What is a Klein Bottle?

A Klein bottle is a type of non-orientable surface, which is often depicted as looking like a long-necked flask with a bent neck passing within itself to open as its base. A Klein bottle’s unique shape means that it has only one surface – its inside is the same as its outside. A Klein bottle cannot truly exist in 3-dimensional, Euclidean space, but blown glass representations can give us an interesting glimpse. This is not a true Klein bottle, but it helps one visualize what the German mathematician Felix Klein imagined when he came up with the idea of the Klein bottle.

A Klein bottle is described as a non-orientable surface, because if a symbol is attached to the surface, it can slide around in such a way that it can come back to the same location as a mirror image. If you attach a symbol to an orientable surface, like the outside of a sphere, no matter how you move the symbol, it will keep the same orientation. The Klein bottle’s special shape allows you to slide the symbol in such a way that it takes on a different orientation – it can appear as its own mirror image on the same surface. This property of the Klein bottle is what makes it non-orientable.

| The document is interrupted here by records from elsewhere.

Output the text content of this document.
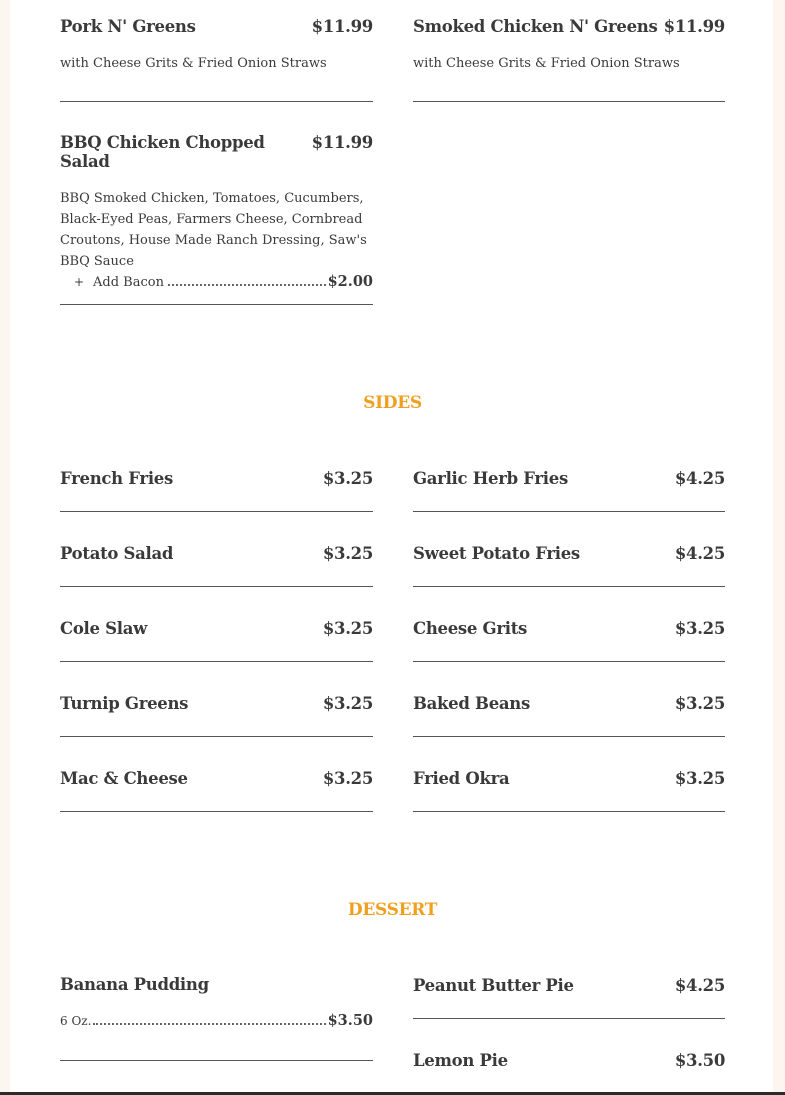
Pork N' Greens	$11.99
with Cheese Grits & Fried Onion Straws
Smoked Chicken N' Greens $11.99
with Cheese Grits & Fried Onion Straws
BBQ Chicken Chopped Salad
$11.99
BBQ Smoked Chicken, Tomatoes, Cucumbers, Black-Eyed Peas, Farmers Cheese, Cornbread Croutons, House Made Ranch Dressing, Saw's BBQ Sauce
+ Add Bacon	$2.00
SIDES
French Fries	$3.25 Garlic Herb Fries	$4.25
Potato Salad	$3.25 Sweet Potato Fries	$4.25
Cole Slaw	$3.25 Cheese Grits	$3.25
Turnip Greens	$3.25 Baked Beans	$3.25
Mac & Cheese	$3.25 Fried Okra	$3.25
DESSERT
Banana Pudding
6 Oz.	$3.50
Peanut Butter Pie	$4.25
Lemon Pie	$3.50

The Klein bottle is named after the German mathematician Felix Klein. Felix Klein’s work in mathematics made him very familiar with the Möbius strip. A Möbius strip is a piece of paper which is given a half-twist, and joined at the ends. This twist turns a regular piece of paper into a non-orientable surface. Felix Klein reasoned that if you were to attach two Möbius strips together along the edges, you would make a new type of surface with equally strange properties – a Klein surface, or Klein bottle.

Unfortunately for those of us who would like to see an actual Klein bottle, they cannot be constructed in the 3-D, Euclidean space in which we live. Joining the edges of two Möbius strips to build the Klein bottle creates intersections, which cannot be present in the theoretical model. A real life model of the Klein bottle must intersect itself as the neck of the bottle crosses through the side. This gives us something which is not a true, functional Klein bottle, but which is still quite interesting to examine.

Since the Klein bottle shares many of its strange properties with the Möbius strip, those of us who do not have the deep understanding of mathematics necessary to truly understand the Klein bottle’s complexities can experiment with the Möbius strip to gain some insight into Felix Klein’s fascinating discovery.